The separate study revealed that the language barrier was not the major factor contributing to the differences in use of specialty care. The findings documented in the report “Inequalities in Use of Specialty Mental Health Services among Latinos, African-Americans and Non-Latino Whites.” The group of scientists led by Margarita Alegria substantiated the poor Latinos “who are not categorized as poor” were self-reliant in dealing with problems related to the mental health (Alegria, Canino, Rios, Vera, Calderon, Rusch, & Ortega, 2002). They had a coping mechanism that could be a main reason they did not use the mental health services. The researchers also found out that more access to Medicaid specialty services contributed to increased use of the mental health services. In areas with more behavioral health providers and specialists, more people were likely to seek these services. Furthermore, the differences in mental health care were partly a result of recognition of mental problems. The racial and ethnic differences were in evaluating an apparent need for care. Some ethnic/racial communities, therefore, sought medical health care more than others.
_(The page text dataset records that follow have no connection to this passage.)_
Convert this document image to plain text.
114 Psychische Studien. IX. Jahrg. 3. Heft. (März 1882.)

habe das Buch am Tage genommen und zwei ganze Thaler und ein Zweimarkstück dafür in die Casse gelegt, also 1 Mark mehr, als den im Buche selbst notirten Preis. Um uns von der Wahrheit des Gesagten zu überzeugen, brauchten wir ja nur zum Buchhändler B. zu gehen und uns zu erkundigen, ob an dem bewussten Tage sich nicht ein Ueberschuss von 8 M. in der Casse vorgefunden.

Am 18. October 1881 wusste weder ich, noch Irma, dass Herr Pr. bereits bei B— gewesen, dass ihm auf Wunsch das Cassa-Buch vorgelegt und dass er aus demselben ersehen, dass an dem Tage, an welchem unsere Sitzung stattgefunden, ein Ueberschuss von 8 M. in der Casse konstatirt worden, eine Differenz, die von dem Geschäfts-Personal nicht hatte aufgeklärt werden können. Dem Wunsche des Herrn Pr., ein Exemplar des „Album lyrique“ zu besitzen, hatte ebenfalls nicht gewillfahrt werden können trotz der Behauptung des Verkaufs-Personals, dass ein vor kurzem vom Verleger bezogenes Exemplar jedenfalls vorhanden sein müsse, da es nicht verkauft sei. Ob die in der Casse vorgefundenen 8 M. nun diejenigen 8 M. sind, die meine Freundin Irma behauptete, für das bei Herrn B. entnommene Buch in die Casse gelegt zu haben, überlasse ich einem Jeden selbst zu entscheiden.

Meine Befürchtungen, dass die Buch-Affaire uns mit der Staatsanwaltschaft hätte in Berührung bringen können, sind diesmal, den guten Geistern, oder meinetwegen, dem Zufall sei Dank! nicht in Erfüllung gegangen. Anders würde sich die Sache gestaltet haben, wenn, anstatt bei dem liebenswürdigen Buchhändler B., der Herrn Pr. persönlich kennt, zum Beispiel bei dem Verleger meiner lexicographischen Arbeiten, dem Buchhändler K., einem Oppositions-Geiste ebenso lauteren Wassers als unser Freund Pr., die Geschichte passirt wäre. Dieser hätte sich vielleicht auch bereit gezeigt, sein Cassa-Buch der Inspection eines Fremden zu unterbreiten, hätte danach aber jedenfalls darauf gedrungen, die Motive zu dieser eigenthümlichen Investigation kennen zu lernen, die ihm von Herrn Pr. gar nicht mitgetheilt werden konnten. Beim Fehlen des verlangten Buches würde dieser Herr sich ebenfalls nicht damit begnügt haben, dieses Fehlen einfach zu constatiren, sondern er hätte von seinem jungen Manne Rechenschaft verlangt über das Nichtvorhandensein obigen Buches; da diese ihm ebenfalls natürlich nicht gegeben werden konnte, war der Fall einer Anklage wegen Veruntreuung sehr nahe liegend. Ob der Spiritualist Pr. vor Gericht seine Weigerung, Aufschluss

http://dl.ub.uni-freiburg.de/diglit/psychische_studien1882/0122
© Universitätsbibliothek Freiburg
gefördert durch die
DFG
Jeanne Miranda and Lisa Cooper conducted a similar study and produced a report entitled “Disparities in Care for Depression among Primary Care Patients.” The scholars found that there were no differences in mental health care recommendation reporting among the Latinos and African-Americans and white Americans. In terms of likelihood to attend specialty care, the aforementioned researchers discovered no ethnic differences. However, the minorities’ representatives were less likely to actually use the anti-depressants compared to white Americans. “Several factors could contribute to the lower use of antidepressant medications among the Latinos and African-Americans.” (Miranda & Cooper, 2004). One reason could be their attitude towards the depressant prescriptions. Most of them think they are addictive and not effective.
These studies concluded that there are differences in mental health care among various ethnic and racial communities in the United States. The reasons advanced include: language barriers, availability of specialists within a neighborhood, attitude towards the mental health care and differences in recognition of the need to use mental care. Further research is needed to investigate other factors leading to lower rates of receiving specialty care such as: differences in level of participation between the patients and care providers, cultural influences, financial capacity and so on.
Cultural influences could be a main determinant of the differences in mental health care among various ethnic and racial communities in the United States. For example, many Latinos and African-Americans involve a family member in the provision of mental health care. Additionally, the observation that there is a difference in real use of antidepressants between African-Americans and Latinos, on the one hand, and white Americans on the other side, suggests that cultural influences play a major role.